Well, on the one hand it’s a good idea to practice healthy hygiene habits as it can help prevent the spread of germs. But, on the other hand, it could be making you sick.

Good clean vs good hygiene

When we talk about good hygiene, we don’t mean being obsessively clean and using hand sanitiser every 20 minutes.

Instead, good hygiene is about preventing the spread of germs – for example, washing your hands before you prepare food, after you’ve used the toilet or after sneezing and coughing.

Practicing good hygiene is vital when comes to stopping the spread of disease-causing germs including colds, flu, tummy bugs, salmonella and E.coli.

Possible dangers of being too clean

Preventing germs is important but it is possible that using a hand sanitiser too frequently can be bad for your health.

The notion of being “too clean” first came about when Prof David Strachan proposed the “hygiene hypothesis” in a 1989 study. It suggests that children who aren’t exposed to germs and infection are the reason for a rise in allergies.

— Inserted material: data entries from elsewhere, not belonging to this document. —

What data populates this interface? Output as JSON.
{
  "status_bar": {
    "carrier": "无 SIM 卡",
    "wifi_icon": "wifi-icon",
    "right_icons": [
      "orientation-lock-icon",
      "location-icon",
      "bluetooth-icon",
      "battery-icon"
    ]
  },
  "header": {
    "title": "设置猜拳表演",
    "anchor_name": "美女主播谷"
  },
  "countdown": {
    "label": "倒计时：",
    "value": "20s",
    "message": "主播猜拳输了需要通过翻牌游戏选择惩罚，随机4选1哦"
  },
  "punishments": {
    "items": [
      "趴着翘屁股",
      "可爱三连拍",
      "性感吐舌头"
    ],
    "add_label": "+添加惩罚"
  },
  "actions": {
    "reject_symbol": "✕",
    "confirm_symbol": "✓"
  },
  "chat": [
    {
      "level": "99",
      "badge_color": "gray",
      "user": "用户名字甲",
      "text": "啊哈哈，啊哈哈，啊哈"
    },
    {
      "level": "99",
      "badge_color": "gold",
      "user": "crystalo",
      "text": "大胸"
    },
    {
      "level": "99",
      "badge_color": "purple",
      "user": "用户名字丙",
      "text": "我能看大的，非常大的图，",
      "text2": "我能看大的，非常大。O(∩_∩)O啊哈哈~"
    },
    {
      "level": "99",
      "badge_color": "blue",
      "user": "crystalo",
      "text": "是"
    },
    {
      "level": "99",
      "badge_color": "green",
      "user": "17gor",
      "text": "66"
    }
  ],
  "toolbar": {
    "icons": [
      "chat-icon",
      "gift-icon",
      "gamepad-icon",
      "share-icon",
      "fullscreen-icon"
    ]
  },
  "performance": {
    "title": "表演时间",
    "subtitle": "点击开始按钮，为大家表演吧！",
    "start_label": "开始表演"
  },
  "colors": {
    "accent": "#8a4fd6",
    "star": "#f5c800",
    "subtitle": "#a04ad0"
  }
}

It’s possible, experts say, that being too clean can change the bacteria that live inside us, making us more susceptible to allergies, asthma and other immune-related conditions.

OCD about hand sanitiser

Researchers believe that overusing hand sanitiser could cause children to lose their ability to build up resistance to bacteria. Dr Samer Blackmon, an internal medicine specialist at Piedmont Healthcare, supports this idea.

“By constantly using hand sanitiser, you eliminate the bacteria that helps build up your immune system, allowing antibiotic-resistant bugs to enter your system and make you very sick.”

Be hygienic without overdoing it  

You don’t want to overdo handwashing, especially with alcohol-based sanitiser, but there are still some habits you should follow and teach your children, like washing your hands before eating or after using the toilet.

“Use common sense – wash your hands if you’ve been around someone who is sick, after using the bathroom and after blowing your nose or sneezing,” says Dr Blackmon.

When it comes to washing your hands, the Centers for Disease Control and Prevention has simple guidelines to follow.

Wet your hands, lather them up with soap and wash them thoroughly (the back of your hands, between your fingers, under nails) for at least 20 seconds – or the time it takes to sing “Happy Birthday” twice. (Just remember to close the tap so you don’t waste water while doing this.) Rinse your hands and then dry them.